Brian- Frankie, we can’t just steal the school bus.
Greg- Why not?
Louie- There could be reporters nearby.
Claudia, Mrs. Raposo, Mrs. McCartney- Bad press.
Chris- Oh, come on!
Matt- Can’t we be a little spontaneous for once?
Amy and Jesse- Spon- what?
Frankie- All people write about us is that we’re “squeaky-clean”.
Greg- We could be real rebels!
Melissa- My Greg…such a rebel.
Meagan- I’m in if they’ll let us.
Anna- So am I.
Tory- I am…but how clean is the bus…?
Melissa- I’m in.
Amy- Guys…actually, we’re all out. See? Trees…grass…
Greg- (shaking his head) You’re an idiot.
Mrs. Raposo- Watch your language, Gregory Frank!
Chris- See what we mean about “squeaky-clean”?
Jesse- Come on…pleeeeeeease?
All the guys give their “guardians” sad faces.
Brian- Oh…alright…
Greg, Frankie, Jesse, Chris, Matt, Meagan, Tory, Melissa, Amy, Anna- YES!
The group runs over to the empty school bus. Much to their delight, the driver has left the keys in the ignition, and they all find a seat and drive down to McDonald’s.
When they pull into a parking space (ok…more like five), everyone crowds into the aisle, all of them very hungry. Jesse is the last one off the bus. He sprints at top speed past the group and into the doors. Amy runs after him and the two dash into the playplace room and find a cubbyhole for their shoes.
Frankie opens the door for everyone.
Greg- Thank you, kind sir.
Melissa- Thankie, Frankie.
Chris- Thanks, bro.
Tory- Thanks…you’re a peach.
Matt- Thanks.
Meagan- Thanks, Galasso.
Anna- Aw!

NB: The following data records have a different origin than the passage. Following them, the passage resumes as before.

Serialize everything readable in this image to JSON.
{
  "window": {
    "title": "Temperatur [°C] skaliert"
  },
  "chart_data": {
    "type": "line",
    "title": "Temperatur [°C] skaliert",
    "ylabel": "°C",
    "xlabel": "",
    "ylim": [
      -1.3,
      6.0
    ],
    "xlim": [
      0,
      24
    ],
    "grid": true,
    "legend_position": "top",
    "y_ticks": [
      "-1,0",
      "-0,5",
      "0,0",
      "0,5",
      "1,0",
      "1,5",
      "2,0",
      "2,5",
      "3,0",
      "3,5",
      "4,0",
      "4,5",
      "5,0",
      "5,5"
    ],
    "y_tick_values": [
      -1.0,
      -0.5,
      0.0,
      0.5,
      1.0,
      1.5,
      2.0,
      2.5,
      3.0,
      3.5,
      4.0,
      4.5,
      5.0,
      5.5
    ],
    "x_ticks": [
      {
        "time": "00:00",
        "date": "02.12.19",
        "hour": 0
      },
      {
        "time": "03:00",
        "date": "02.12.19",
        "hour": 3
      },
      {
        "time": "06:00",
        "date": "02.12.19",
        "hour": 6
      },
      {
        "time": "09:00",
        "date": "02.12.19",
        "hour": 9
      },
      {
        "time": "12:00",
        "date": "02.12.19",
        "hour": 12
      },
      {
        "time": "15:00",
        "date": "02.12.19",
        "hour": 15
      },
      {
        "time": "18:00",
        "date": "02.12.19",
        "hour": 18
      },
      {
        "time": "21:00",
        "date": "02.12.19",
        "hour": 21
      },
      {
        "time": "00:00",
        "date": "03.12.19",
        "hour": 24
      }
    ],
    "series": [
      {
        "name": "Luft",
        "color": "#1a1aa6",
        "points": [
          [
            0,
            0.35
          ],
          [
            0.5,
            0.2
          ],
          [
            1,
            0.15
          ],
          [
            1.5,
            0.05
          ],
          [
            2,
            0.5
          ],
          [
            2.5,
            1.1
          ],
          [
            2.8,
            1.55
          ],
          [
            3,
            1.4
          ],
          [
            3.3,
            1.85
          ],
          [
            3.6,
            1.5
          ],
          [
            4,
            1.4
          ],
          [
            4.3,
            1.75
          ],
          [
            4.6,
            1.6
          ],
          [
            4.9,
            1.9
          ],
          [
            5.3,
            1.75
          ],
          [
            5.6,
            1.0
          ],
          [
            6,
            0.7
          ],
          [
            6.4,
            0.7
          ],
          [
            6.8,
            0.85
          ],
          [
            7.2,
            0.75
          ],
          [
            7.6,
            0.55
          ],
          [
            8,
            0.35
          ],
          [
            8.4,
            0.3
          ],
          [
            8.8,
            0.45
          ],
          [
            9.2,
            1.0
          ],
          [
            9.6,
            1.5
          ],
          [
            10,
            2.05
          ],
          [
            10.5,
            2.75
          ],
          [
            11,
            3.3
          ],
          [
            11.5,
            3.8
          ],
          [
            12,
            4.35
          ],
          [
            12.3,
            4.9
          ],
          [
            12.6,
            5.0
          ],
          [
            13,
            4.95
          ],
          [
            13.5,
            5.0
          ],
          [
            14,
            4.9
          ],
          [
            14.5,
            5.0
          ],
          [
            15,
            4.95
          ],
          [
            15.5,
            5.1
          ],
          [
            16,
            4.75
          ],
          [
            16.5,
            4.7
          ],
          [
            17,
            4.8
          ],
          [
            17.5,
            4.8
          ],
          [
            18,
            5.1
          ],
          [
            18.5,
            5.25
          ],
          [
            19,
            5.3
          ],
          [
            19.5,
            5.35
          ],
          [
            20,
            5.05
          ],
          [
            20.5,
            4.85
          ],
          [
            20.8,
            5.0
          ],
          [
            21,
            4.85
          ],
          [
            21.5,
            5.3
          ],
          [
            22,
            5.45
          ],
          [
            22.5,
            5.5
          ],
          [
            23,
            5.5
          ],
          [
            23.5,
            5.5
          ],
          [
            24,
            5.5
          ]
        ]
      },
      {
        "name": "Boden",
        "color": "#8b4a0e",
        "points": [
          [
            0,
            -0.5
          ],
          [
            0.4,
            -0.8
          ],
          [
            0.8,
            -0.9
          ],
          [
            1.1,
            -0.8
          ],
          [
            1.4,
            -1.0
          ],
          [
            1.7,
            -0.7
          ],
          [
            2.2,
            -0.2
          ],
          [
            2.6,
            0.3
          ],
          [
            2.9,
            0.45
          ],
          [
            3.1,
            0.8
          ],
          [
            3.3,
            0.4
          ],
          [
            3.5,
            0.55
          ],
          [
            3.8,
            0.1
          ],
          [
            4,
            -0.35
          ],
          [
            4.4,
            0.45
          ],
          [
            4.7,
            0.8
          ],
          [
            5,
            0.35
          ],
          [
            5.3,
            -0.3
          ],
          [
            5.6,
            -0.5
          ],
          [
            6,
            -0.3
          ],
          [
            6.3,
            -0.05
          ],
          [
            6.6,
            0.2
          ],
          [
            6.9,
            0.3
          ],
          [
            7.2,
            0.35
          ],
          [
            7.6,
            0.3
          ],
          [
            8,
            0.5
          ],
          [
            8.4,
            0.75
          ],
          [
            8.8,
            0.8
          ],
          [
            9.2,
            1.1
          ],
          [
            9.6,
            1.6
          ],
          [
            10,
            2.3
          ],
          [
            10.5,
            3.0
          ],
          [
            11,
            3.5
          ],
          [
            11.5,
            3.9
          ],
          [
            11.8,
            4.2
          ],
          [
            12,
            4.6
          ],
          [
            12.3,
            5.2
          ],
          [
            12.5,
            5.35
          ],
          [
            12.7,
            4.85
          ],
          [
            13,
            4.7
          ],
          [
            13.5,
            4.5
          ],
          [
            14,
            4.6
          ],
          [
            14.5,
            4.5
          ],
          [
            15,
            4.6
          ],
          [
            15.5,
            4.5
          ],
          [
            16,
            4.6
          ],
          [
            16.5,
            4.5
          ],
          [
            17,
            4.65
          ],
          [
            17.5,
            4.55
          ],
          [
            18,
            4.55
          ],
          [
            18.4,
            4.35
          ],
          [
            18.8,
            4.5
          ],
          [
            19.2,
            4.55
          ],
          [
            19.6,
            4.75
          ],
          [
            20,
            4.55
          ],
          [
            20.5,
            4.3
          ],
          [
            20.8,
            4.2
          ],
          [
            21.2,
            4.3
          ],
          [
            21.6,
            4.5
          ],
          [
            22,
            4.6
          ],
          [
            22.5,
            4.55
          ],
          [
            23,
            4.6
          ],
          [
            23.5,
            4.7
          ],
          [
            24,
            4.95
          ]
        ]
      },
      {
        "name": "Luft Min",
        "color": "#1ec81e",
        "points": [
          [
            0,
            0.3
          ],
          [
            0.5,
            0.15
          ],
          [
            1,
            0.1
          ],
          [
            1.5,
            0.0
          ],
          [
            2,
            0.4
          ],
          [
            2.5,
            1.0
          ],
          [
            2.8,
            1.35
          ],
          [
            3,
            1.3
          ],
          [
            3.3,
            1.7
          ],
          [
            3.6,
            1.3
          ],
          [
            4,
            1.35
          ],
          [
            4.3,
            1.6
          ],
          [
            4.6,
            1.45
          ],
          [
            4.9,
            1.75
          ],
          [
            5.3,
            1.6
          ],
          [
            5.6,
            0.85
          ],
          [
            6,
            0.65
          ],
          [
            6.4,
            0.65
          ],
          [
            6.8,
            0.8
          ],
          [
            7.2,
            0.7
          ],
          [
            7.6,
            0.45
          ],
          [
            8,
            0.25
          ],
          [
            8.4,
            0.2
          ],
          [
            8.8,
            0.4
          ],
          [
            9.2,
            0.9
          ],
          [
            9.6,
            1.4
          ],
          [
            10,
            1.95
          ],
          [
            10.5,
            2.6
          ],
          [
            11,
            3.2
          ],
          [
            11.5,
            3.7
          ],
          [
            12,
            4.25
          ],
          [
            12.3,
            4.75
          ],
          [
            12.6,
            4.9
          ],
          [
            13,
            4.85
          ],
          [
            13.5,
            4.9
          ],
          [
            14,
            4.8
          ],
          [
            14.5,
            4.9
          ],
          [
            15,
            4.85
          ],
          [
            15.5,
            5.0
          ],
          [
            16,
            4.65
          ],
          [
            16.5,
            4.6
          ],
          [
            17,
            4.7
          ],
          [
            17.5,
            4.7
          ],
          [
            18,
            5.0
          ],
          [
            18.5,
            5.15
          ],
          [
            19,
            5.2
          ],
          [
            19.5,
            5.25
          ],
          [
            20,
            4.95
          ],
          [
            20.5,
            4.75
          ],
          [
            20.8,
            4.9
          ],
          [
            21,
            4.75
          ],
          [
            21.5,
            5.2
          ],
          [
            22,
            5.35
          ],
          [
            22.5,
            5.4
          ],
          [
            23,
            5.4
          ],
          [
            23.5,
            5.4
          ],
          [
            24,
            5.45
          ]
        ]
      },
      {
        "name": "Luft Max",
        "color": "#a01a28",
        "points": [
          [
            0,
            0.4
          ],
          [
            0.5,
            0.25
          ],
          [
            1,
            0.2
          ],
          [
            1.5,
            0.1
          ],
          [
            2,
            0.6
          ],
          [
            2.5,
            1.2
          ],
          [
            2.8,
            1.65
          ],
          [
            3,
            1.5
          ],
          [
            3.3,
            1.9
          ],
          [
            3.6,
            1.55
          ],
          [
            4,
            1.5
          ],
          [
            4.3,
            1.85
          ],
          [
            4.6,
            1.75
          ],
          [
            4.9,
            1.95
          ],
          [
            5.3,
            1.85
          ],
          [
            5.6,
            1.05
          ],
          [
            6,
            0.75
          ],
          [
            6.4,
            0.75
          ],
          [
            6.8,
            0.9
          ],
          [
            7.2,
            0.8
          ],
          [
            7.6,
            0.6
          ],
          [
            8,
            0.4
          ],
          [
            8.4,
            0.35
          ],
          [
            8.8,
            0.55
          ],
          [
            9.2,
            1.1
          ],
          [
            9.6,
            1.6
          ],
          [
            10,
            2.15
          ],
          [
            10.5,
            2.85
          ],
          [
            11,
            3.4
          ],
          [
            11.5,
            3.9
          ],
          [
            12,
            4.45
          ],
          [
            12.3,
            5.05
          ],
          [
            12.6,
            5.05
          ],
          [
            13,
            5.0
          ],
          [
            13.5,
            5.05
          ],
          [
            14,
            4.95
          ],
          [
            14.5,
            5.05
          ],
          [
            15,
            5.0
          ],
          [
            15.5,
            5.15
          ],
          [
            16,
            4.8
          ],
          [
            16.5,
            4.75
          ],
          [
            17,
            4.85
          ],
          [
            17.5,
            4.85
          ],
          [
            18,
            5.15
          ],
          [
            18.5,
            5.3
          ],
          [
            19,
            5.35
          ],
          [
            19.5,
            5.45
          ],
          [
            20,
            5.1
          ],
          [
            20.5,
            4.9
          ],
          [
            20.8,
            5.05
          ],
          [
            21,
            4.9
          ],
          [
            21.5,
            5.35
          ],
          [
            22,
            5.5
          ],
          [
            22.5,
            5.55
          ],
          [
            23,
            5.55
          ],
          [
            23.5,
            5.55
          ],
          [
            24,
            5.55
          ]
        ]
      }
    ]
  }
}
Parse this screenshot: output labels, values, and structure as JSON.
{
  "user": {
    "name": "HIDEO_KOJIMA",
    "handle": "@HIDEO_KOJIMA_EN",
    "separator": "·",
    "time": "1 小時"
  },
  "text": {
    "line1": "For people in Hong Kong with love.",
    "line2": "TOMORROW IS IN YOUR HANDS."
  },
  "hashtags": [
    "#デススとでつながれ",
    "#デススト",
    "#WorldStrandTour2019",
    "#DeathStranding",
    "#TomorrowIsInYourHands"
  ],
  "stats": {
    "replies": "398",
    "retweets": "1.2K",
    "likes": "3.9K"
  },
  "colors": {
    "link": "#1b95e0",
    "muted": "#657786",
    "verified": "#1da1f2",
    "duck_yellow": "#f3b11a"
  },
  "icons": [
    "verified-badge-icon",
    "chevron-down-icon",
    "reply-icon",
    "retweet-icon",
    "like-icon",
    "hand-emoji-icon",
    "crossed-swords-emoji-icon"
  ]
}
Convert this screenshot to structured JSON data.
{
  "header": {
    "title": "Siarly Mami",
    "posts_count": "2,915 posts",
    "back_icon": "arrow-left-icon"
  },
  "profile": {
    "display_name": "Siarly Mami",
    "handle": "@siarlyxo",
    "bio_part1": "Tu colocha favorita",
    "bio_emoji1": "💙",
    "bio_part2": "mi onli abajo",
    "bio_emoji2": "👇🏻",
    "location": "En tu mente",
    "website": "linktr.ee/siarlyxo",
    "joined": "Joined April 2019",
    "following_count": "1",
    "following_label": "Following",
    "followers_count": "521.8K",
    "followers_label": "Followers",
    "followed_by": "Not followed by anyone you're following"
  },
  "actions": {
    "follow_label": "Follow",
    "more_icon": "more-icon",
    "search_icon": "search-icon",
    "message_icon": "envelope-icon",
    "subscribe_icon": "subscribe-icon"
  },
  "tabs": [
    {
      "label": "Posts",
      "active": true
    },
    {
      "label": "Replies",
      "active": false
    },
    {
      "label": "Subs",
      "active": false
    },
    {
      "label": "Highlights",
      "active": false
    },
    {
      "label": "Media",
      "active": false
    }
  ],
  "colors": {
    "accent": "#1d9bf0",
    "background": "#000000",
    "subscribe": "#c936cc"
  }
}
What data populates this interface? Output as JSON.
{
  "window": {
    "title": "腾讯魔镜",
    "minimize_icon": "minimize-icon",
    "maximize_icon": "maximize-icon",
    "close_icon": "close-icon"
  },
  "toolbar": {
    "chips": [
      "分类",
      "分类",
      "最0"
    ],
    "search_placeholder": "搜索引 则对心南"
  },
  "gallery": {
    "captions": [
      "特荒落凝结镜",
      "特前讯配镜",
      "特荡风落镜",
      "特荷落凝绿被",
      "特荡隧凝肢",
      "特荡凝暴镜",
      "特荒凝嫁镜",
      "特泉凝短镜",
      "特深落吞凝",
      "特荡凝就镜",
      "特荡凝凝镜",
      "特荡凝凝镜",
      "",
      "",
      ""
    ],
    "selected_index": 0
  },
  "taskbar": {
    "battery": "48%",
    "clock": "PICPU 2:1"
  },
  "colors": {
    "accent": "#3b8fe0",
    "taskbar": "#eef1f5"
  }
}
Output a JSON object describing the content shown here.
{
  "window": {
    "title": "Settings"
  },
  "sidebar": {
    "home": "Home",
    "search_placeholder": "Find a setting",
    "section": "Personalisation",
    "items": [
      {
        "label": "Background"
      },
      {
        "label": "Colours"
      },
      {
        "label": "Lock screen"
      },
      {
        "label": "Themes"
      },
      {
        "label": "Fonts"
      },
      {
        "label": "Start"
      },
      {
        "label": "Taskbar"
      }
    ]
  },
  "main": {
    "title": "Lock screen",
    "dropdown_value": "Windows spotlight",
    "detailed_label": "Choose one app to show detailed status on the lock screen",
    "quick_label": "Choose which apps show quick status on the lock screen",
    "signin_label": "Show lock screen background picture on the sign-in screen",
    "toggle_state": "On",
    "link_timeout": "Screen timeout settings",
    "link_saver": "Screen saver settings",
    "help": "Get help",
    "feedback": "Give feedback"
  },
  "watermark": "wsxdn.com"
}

Thank you, sweetie!
Frankie- No problem!
Frankie lets go of the door and follows Anna in. Louie, not looking, smacks right into the closed door.
Frankie- (turning around) Wuh-oh.
They go in and order their food, then finding a big booth near the playplace.
Greg- I am so glad we got to come to McDonald’s.
Melissa- Why? Do you find it romantic?
Greg- Actually…no. I just like the hashbrowns.
Matt- These Egg McMuffins are so fattening.
Meagan- Oh, Ballinger. You could eat fifty Egg McMuffins before there’d be any sign of weight gain.
Anna- You’re a stick.
Chris- Yeah…dude…
Tory- But he’s right…
Frankie- Oh, get over it. Just eat.
Just then, Jesse smacks up against the glass wall.
The eight at the table scream.
Jesse yells through the glass. But, no one on the other side hears him.
Jesse- Come on in, guys!
Meagan- Say wha?
Matt- I don’t know…he’s dancing or something…
Tory- Ok…pretend like you don’t know him…(She turns away)
Chris- (still watching Jesse) Ok…dude, what are you saying?
Jesse- COME ON IN, GUYS!
Anna- Um…
Melissa- No one can hear you.
Frankie- (making the “L” on his forehead and pointing at Jesse) LOSER.
Greg- What do you want??
Jesse- COME ON IN, GUYS!!!!!!!!!!!!!!!
Everyone in the restaurant turns to look at the screaming child, only to find a fourteen-year-old boy.
Mrs. McCartney, Mrs. Raposo, Brian, Louie, and Claudia are seated at a table at the back of the restaurant. Mrs. McCartney stares at her son in horror.
The manager comes up to Jesse and starts yelling something at him in Spanish.
Jesse- AH! Somebody help me! (He runs around the playplace, the manager chasing after him)
Amy- Jesse! What’s wrong?!
Jesse- (diving into the ball pit) Zorro’s gonna kill me!
Amy looks up and notices the manager’s name tag: Hidioso Faggita.